The average firm grew its worked rates, also known as negotiated rates, by an average of 2.7% in 2015. It just so happened that about half the firms in the Peer Monitor sample had grown their rates in excess of this figure by the midpoint of 2016, while the other half had grown rates at less than 2.7% year-to-date through June. The interesting puzzle of price/demand elasticity, of course, is trying to raise prices just enough to not sacrifice demand, or at least not so much demand that you negatively impact revenue. If you lose a little bit of demand, but your price increase covers that loss and then some, then you’re still money ahead. So the question became, could law firms do this?
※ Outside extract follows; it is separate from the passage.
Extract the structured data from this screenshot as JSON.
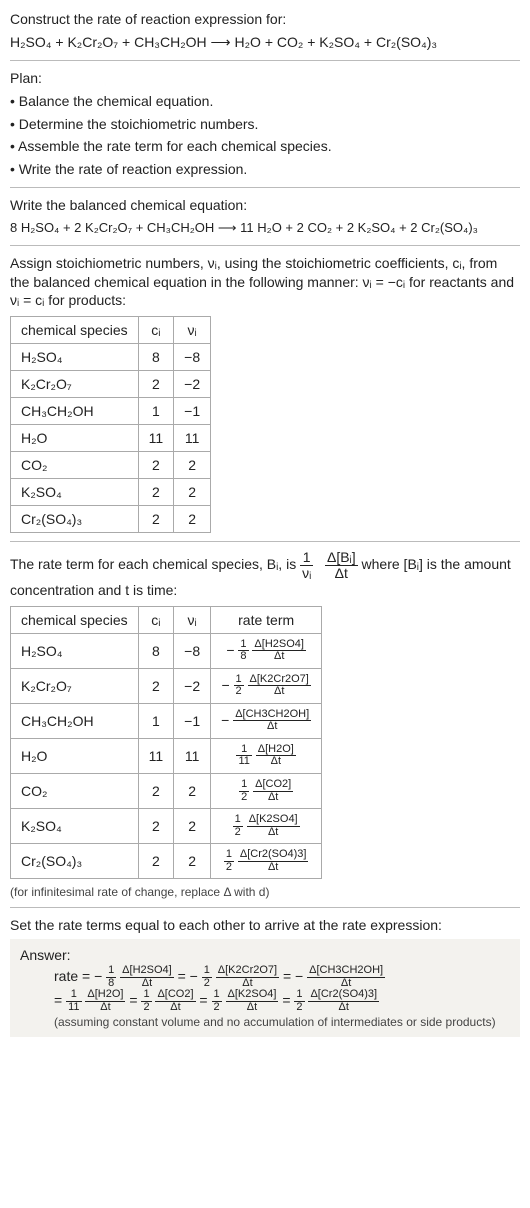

What we found is that, within our sample, firms that were getting more aggressive with rate growth in 2016, exceeding last year’s average rate growth, were seeing their fees worked, an analogue for revenue, grow by 2.4% on average. But those firms whose rates were growing slower than last year’s average were seeing their fees worked grow by 3.2%. In short, it appeared demand may have been shifting to those law firms who were being less aggressive with their rates.
It’s not that these firms were shrinking their rates, they just weren’t growing them as quickly.
I’ve actually gotten several phone calls from COOs and CFOs who were frustrated because partners who have seen these results are using them to argue that rates should be held flat for the coming year. The argument essentially boils down to “If we grow our rates, we might risk losing revenue because this report said so.”
This is not the correct conclusion. First, we must remember that the results we reported represent the performance of the average firm in our analysis. That means there are firms on both sides of the average we reported. Second, we are not advocating for flat rate growth. Nearly every firm in our sample grew their rates to some degree.
Rather than jumping to the conclusion that rates must remain flat, firms would be much better served to conduct a data-driven analysis of their market to determine how competitive their rates are today. Far too many law firms continue to price themselves based on experience, which really means by gut feeling.
A colleague of mine recently shared a story about a firm that had been very conservative in its rate growth for several years because they were afraid of pricing themselves too high. Once they finally began to examine data, they found out they were actually about 10% below the market average for their peers. Realizing this, they were able to strategically adjust their rates in such a way that resulted in an additional $3 million in revenue in the first year. Those are results anyone would be happy with.
Rate growth, by itself, is not a bad thing, so long as it is done in a smart way. Each law firm needs to determine for itself what rate growth their market will allow for without sacrificing results.